私は絶望した顔の模様を浮かべる辻神にそう語り掛けてやった。
辻神からの攻撃は元を持っているからか何処にくるのか予想しやすい。
私の腕を破壊しようと攻撃してきても、途中で地面に叩きつける事で中断させることが出来るし、それ以外の急所を狙おうとしてきた場合も同じだ。
そんな事を合間合間に【血液感染】を発動させながら繰り返していると、辻神のHPがついに底を尽きかけていた。
「ふぅ……しぶとかったなぁ」
仮にも名前に神と付くからか、それとも単純にこの個体がしぶとかったのか。
私が使えた魔術が【血液感染】だけだった事もあるだろう。
予想以上に時間が掛かったなと思いつつ、辻神のHPが無くなるのを見守ってやった。
その布のような身体が光となって消えていく。
それと共に、周囲から何かが抜けていくような……まるで風船から空気が抜けていくような、そんな感覚を覚えた。
【『辻神の布』×3を入手しました】
【レベルが上がりました】
【ダンジョンクエスト『ダンジョン内に出現した辻神を討伐せよ』をクリアしました】
【参加人数集計……23人】
【報酬ランクを決定します。
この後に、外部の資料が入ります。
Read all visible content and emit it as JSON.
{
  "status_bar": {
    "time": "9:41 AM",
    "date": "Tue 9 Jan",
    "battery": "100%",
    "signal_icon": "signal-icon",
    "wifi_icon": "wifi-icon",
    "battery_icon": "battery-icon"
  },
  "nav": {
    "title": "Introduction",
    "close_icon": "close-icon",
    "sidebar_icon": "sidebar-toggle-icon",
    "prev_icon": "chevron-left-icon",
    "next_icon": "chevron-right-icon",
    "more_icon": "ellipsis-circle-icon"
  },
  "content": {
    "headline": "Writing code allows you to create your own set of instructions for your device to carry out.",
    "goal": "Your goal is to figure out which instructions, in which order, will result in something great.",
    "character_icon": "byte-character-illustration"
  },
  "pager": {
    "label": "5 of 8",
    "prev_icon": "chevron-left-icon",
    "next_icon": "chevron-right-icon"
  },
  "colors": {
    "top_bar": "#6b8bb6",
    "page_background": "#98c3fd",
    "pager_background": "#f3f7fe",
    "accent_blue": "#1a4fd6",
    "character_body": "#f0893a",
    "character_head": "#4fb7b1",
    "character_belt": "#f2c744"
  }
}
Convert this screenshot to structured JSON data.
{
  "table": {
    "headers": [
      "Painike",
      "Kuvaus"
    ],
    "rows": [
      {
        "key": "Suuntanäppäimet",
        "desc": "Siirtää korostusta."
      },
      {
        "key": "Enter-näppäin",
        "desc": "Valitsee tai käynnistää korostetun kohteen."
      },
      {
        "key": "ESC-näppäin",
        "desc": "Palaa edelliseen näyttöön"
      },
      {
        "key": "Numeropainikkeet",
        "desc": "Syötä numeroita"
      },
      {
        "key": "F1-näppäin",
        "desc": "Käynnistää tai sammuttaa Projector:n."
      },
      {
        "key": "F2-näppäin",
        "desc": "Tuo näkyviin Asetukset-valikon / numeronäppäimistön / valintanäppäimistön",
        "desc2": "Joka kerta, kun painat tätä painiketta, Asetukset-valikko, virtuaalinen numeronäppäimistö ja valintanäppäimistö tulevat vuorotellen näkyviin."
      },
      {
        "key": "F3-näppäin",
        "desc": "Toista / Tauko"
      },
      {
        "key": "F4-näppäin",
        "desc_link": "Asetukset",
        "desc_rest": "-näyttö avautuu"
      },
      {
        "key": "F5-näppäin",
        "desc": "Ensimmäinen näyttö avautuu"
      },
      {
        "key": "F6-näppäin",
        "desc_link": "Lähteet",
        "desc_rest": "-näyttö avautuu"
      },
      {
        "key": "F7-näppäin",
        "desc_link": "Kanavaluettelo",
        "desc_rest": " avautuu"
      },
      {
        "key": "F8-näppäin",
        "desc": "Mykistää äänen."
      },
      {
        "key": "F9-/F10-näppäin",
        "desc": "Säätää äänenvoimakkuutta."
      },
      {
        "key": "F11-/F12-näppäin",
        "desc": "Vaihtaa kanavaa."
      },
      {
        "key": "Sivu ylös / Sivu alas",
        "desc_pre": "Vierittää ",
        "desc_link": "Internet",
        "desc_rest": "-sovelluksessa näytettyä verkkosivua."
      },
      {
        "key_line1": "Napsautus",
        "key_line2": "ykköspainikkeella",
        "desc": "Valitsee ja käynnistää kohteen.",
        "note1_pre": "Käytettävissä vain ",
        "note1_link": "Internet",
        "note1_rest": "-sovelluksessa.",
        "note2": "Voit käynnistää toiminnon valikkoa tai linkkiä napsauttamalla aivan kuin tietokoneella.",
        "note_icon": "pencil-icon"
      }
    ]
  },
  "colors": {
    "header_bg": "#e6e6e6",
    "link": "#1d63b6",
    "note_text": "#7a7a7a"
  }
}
行動評価集計……完了】
【クエストクリア報酬をそれぞれのインベントリへと送信しました】
そうして、私と辻神との戦いは終わった。
終わったのだが……私はこの真っ白い空間から転移させられなかった。
「……あー、やっぱりそういう感じ?」
『そういう感じ?ではございませんよアリアドネ様』
「うぉうっ?!……ってあぁ、アルファ……って事は流石に運営が出しゃばらないといけない感じの奴なのこれ?」
『クエスト自体は問題なかったんですよ。ですがアリアドネ様の行動が問題ですね。どうされます?』
「なーるほど……私が辻神掴んだから……ふぅん、ちょっと考えさせてください」
恐らくは運営による救済措置のようなものだろう。
普通の手段ではいけない場所へと行ってしまい、戻れなくなった場合のみアルファ達AIが遣わされ、転移してくれる……そういう設定なのだと思う。
少し怒ったようなアルファを前にしながら私は少しだけ考え……ふと、私にもそういう事が出来るのではないか?と、あることに思い至った。
丁度、それをするための素材は手に入ったのだから後は私の運がどれほど良いか、天に祈るだけだ。
ダメだった時には、まぁ目の前のアルファに頼って転移させてもらえばいいだろう。
失敗しても問題ない、というのは中々に気分が楽になるのでありがたい。